Ce dimanche soir, TF1 mise sur un film à la fois grand public et ultra “star system” : Lucy, diffusé à 21h10. Un choix typique de soirée fédératrice, porté par un duo d’affiches immédiatement identifiables, une mise en scène spectaculaire, et une distribution pensée comme un casting mondial.

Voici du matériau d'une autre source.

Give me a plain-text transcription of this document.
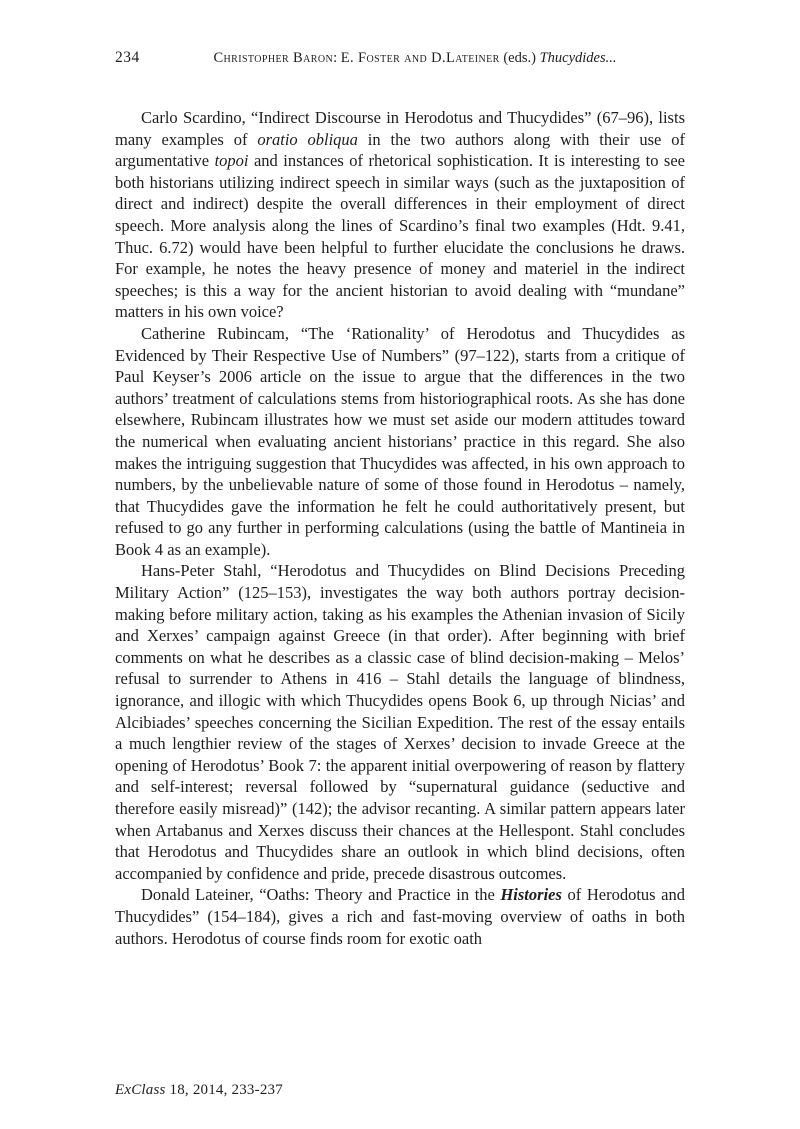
234	Christopher Baron: E. Foster and D.Lateiner (eds.) Thucydides...

Carlo Scardino, “Indirect Discourse in Herodotus and Thucydides” (67–96), lists many examples of oratio obliqua in the two authors along with their use of argumentative topoi and instances of rhetorical sophistication. It is interesting to see both historians utilizing indirect speech in similar ways (such as the juxtaposition of direct and indirect) despite the overall differences in their employment of direct speech. More analysis along the lines of Scardino’s final two examples (Hdt. 9.41, Thuc. 6.72) would have been helpful to further elucidate the conclusions he draws. For example, he notes the heavy presence of money and materiel in the indirect speeches; is this a way for the ancient historian to avoid dealing with “mundane” matters in his own voice?

Catherine Rubincam, “The ‘Rationality’ of Herodotus and Thucydides as Evidenced by Their Respective Use of Numbers” (97–122), starts from a critique of Paul Keyser’s 2006 article on the issue to argue that the differences in the two authors’ treatment of calculations stems from historiographical roots. As she has done elsewhere, Rubincam illustrates how we must set aside our modern attitudes toward the numerical when evaluating ancient historians’ practice in this regard. She also makes the intriguing suggestion that Thucydides was affected, in his own approach to numbers, by the unbelievable nature of some of those found in Herodotus – namely, that Thucydides gave the information he felt he could authoritatively present, but refused to go any further in performing calculations (using the battle of Mantineia in Book 4 as an example).

Hans-Peter Stahl, “Herodotus and Thucydides on Blind Decisions Preceding Military Action” (125–153), investigates the way both authors portray decision-making before military action, taking as his examples the Athenian invasion of Sicily and Xerxes’ campaign against Greece (in that order). After beginning with brief comments on what he describes as a classic case of blind decision-making – Melos’ refusal to surrender to Athens in 416 – Stahl details the language of blindness, ignorance, and illogic with which Thucydides opens Book 6, up through Nicias’ and Alcibiades’ speeches concerning the Sicilian Expedition. The rest of the essay entails a much lengthier review of the stages of Xerxes’ decision to invade Greece at the opening of Herodotus’ Book 7: the apparent initial overpowering of reason by flattery and self-interest; reversal followed by “supernatural guidance (seductive and therefore easily misread)” (142); the advisor recanting. A similar pattern appears later when Artabanus and Xerxes discuss their chances at the Hellespont. Stahl concludes that Herodotus and Thucydides share an outlook in which blind decisions, often accompanied by confidence and pride, precede disastrous outcomes.

Donald Lateiner, “Oaths: Theory and Practice in the Histories of Herodotus and Thucydides” (154–184), gives a rich and fast-moving overview of oaths in both authors. Herodotus of course finds room for exotic oath

ExClass 18, 2014, 233-237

Le programme TV du soir : pourquoi Lucy a le profil de la plus forte audience

À 21h10, la concurrence existe… mais elle joue, ce soir, dans des registres plus segmentés : La Petite sur France 2, Meurtres en eaux troubles sur France 3, et Capital sur M6. Face à ces propositions, Lucy coche les cases du divertissement événementiel : un thriller SF court, rythmé, porté par des stars internationales, qui se regarde “en famille” et se commente très bien en direct.

Présentation générale du programme

Sorti en 2014, Lucy est écrit et réalisé par Luc Besson : un pitch simple, une montée en puissance continue, et une héroïne qui prend le contrôle… au sens le plus littéral. Le film part de Taipei, traverse Paris, et file jusqu’à New York City, comme pour accompagner l’idée centrale : le cerveau de Lucy se “déplie”, et le récit élargit son cadre à mesure que ses capacités explosent.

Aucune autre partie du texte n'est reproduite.